I Am: This is a divine title that Jesus took upon Himself often, clearly identifying Himself with the voice from the burning bush.

“Therefore I said to you that you will die in your sins; for if you do not believe that I Am [He], you will die in your sins.” (John 8:24)

Then Jesus said to them, “When you lift up the Son of Man, then you will know that I Am [He], and that I do nothing of Myself; but as My Father taught Me, I speak these things.” (John 8:28)

Jesus said to them, “Most assuredly, I say to you, before Abraham was, I Am.” (John 8:58)

Now I tell you before it comes, that when it does come to pass, you may believe that I Am (John 13:19)

Jesus therefore, knowing all things that would come upon Him, went forward and said to them, “Whom are you seeking?” They answered Him, “Jesus of Nazareth.” Jesus said to them, “I Am [He].” And Judas, who betrayed Him, also stood with them. Now when He said to them, “I am [He],” they drew back and fell to the ground. (John 18:4-6)
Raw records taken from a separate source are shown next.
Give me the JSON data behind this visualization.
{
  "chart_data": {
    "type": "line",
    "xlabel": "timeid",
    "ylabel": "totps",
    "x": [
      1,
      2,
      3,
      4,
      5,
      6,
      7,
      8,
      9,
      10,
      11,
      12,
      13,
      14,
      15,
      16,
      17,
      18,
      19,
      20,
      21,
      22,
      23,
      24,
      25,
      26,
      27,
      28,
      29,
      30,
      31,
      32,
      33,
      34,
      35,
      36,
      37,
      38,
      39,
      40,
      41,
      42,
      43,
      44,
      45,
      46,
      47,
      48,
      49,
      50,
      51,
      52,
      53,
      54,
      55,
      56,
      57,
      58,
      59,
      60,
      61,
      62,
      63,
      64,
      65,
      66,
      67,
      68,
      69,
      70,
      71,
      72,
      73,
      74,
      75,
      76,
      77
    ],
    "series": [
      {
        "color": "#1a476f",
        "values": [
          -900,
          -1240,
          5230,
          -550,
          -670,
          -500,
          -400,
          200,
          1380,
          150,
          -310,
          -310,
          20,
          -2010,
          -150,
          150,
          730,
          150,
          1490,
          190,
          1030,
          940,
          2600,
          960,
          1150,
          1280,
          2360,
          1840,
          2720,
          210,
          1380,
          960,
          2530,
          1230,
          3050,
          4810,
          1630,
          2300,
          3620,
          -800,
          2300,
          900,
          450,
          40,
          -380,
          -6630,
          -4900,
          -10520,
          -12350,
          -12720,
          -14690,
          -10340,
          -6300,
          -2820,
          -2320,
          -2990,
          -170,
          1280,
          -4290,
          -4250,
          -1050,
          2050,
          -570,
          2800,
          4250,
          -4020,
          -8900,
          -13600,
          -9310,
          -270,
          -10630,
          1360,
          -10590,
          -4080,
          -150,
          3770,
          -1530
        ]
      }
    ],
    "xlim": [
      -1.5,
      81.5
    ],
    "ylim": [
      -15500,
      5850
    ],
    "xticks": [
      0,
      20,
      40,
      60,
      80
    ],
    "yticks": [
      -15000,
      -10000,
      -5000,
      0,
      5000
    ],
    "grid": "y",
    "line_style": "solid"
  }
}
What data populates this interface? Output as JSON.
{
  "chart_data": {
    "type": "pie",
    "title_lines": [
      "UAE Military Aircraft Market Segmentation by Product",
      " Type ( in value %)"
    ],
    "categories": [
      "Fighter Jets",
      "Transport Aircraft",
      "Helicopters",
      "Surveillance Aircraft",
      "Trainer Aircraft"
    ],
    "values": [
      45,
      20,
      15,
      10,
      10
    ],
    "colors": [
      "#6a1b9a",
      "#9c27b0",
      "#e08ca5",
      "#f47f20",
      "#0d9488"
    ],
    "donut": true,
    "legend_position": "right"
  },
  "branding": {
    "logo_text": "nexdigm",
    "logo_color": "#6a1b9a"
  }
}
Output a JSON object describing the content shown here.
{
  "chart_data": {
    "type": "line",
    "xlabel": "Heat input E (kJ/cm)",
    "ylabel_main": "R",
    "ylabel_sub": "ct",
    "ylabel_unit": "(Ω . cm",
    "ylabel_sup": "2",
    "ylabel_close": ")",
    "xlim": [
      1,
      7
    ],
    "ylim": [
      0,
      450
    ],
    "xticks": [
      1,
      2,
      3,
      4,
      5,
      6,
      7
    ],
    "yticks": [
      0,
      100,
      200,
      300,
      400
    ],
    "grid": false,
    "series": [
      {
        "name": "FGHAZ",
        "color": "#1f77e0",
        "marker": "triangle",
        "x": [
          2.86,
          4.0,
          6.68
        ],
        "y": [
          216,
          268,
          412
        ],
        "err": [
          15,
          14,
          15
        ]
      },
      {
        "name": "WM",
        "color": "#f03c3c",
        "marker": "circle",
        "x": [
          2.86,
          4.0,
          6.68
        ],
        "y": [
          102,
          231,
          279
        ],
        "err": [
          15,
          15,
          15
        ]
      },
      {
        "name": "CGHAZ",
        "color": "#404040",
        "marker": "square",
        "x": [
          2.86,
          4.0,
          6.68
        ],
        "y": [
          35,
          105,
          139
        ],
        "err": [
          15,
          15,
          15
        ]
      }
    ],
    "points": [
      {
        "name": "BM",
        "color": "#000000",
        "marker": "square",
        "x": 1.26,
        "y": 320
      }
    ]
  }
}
Interesting Trend in the Bible:  The first word had to come to the people of God (Exodus 3:16) and then to the world (Exodus 3:18).  Often God will not speak to the wider world until He speaks to His people and He has their attention.  First the Jews, then the Gentiles.

This is My name forever: God refers to the name mentioned in the same verse, the Lord God (Yahweh Elohim). “Forever” emphasizes the eternal faithfulness of God to His covenant.